Il parametro di riferimento per la creazione dell’indice è l’Intensità sostenibile d’investimento (Isi), declinata su base annuale come quantità ideale di emissioni di CO2 che ogni anno un euro investito in prodotti finanziari green deve contribuire a ridurre. Ne deriva l’Indicatore totale derivato (Isi totale), definito come quantità ideale totale di emissioni di CO2 che un’iniziativa green deve contribuire a ridurre per ogni euro ricevuto.

Lo scopo principale di Ener2Crowd è quello di coinvolgere le comunità locali delle aree interessate dove verranno di volta in volta sviluppati gli impianti di produzione di energia pulita, garantendo a ciascuna comunità di volta in volta coinvolta un tasso di rendimento maggiorato. Il nuovo modello è quello del CSV “Creating Shared Value”, la creazione di un valore condiviso in cui il beneficio per le aziende si accompagni costantemente ad un beneficio tangibile anche per le comunità locali e più in generale per l’intera collettività.

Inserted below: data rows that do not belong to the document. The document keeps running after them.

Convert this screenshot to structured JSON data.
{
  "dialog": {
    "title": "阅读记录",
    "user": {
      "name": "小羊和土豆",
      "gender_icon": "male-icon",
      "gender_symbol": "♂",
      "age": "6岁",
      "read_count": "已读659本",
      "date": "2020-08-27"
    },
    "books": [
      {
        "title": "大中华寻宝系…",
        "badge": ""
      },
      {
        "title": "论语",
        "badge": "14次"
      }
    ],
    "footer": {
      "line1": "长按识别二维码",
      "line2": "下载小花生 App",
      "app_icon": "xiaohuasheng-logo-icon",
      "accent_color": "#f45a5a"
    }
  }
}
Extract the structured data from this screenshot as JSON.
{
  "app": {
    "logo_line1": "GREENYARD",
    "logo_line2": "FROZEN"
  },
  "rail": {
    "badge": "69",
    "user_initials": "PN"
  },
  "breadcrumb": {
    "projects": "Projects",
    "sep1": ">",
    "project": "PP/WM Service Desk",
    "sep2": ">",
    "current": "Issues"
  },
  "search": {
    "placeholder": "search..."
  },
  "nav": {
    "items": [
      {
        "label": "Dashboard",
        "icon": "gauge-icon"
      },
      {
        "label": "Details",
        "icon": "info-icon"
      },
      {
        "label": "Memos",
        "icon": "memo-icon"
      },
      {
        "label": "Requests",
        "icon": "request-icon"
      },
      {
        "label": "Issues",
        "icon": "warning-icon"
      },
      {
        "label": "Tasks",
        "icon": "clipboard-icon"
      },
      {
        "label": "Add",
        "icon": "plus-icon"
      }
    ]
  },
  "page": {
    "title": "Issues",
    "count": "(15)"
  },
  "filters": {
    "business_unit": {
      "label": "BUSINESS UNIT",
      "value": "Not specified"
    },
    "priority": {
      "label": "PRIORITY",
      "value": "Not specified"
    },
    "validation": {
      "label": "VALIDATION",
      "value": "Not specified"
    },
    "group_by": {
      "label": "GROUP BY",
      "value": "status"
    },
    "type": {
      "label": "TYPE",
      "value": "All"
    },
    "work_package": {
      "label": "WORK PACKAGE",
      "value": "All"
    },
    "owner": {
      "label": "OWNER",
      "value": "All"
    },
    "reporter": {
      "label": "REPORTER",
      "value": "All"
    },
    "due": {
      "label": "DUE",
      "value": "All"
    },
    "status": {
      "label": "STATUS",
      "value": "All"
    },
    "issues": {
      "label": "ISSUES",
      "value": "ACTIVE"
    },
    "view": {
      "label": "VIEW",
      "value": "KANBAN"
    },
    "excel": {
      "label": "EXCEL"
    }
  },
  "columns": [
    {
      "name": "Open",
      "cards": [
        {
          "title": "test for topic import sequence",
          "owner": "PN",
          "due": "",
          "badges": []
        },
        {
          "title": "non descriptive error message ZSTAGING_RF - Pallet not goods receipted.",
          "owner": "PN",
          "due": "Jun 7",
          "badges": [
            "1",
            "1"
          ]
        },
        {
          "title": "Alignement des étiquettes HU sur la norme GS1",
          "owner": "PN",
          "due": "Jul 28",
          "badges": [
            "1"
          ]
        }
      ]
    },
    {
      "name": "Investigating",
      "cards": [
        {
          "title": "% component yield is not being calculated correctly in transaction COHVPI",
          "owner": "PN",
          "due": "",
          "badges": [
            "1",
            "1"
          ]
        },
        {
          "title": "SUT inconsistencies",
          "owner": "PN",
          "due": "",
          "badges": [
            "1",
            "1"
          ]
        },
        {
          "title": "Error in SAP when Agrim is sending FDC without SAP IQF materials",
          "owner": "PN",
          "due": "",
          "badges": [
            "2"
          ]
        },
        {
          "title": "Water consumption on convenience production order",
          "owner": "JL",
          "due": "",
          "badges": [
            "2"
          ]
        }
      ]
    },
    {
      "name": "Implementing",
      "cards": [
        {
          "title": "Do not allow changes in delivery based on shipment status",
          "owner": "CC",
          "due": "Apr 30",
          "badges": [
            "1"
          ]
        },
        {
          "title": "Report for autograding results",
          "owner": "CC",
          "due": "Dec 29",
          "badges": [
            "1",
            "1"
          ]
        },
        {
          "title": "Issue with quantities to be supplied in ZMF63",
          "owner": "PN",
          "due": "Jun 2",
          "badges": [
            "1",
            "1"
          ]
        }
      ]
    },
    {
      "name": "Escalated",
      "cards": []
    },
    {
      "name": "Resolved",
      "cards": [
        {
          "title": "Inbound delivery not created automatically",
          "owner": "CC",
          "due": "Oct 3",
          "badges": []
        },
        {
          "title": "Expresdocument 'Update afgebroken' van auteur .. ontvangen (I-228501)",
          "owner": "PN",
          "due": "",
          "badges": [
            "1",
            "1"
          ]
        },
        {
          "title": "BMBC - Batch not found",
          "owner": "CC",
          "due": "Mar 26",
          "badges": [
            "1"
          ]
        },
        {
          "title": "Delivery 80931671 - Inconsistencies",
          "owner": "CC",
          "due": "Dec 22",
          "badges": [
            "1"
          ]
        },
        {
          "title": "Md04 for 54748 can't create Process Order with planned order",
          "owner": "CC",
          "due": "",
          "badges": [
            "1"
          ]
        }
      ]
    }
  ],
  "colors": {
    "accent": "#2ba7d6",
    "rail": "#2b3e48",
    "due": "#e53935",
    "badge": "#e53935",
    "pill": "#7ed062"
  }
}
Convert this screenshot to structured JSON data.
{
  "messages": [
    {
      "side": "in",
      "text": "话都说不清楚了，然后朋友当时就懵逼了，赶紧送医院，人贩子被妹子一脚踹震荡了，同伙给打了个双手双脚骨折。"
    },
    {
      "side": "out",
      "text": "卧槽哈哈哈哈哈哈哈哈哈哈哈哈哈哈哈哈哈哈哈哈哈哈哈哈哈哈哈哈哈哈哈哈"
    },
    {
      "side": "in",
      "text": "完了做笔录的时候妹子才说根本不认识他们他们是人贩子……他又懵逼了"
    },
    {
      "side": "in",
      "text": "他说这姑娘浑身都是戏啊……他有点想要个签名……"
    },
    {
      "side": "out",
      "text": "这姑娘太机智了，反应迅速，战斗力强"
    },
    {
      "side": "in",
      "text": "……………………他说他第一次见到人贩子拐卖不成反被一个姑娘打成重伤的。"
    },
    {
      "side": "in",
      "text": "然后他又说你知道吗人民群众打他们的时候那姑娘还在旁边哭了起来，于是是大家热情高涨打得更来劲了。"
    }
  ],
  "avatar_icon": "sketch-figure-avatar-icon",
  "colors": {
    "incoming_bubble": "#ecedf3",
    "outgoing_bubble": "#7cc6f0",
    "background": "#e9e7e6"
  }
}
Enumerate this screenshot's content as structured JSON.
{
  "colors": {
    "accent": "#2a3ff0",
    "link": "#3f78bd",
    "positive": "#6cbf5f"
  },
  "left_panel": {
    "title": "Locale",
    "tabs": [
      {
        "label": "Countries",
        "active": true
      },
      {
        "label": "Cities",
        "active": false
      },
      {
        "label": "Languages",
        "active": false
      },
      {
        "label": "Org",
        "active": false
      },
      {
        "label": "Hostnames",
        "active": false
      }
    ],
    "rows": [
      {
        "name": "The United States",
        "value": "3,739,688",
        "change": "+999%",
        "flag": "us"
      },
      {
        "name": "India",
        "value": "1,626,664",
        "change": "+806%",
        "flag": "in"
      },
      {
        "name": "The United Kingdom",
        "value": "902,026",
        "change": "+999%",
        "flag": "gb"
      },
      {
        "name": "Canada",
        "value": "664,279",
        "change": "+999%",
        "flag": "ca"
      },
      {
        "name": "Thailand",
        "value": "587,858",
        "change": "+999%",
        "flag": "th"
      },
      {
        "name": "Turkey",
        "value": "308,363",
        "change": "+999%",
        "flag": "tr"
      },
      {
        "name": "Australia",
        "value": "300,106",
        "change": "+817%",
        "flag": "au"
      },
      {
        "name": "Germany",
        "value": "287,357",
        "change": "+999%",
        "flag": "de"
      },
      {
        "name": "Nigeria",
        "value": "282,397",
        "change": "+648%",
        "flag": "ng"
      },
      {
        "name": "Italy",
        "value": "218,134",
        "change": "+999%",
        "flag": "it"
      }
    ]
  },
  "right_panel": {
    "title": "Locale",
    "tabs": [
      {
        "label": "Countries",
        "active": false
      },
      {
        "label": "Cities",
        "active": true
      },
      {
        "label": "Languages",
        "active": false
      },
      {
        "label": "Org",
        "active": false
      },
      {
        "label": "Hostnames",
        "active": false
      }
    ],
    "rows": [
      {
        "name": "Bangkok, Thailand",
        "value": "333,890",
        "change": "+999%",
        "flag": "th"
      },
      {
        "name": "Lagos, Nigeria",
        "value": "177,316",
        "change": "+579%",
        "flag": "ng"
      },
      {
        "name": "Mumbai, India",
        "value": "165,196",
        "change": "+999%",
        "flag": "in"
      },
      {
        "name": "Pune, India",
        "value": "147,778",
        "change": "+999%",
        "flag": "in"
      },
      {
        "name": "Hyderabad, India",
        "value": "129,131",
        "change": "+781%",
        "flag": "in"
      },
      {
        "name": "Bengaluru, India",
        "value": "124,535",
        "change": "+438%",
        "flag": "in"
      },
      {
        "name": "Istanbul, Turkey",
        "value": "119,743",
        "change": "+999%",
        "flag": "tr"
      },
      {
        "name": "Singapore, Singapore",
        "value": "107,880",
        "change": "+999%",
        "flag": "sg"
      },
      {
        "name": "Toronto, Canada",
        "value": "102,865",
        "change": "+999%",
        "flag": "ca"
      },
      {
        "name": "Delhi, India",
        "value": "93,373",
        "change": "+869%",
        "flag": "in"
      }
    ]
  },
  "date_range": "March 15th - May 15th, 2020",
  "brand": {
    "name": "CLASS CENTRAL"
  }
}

Il programma di inclusione e condivisione per conto delle grandi utility è destinato a velocizzare l’avanzamento delle costruzioni di nuovi impianti rinnovabili. «Vogliamo continuare a consolidare la nostra posizione di leadership sul mercato italiano non solo a favore della transizione sostenibile delle pmi ma anche come partner tecnologico strategico per le grandi utility che vogliano coinvolgere i territori e creare le prime comunità energetiche carbon neutral» – puntualizza Niccolò Sovico. Dopo un lungo lavoro di ricerca, è stato possibile individuare il valore ottimale per poter definire se un investimento sia effettivamente green. Il parametro di riferimento per la creazione dell’indice è l’«intensità sostenibile d’investimento» declinata su base annuale come quantità ideale di emissioni di CO2 che ogni anno un euro investito in prodotti finanziari green deve contribuire a ridurre.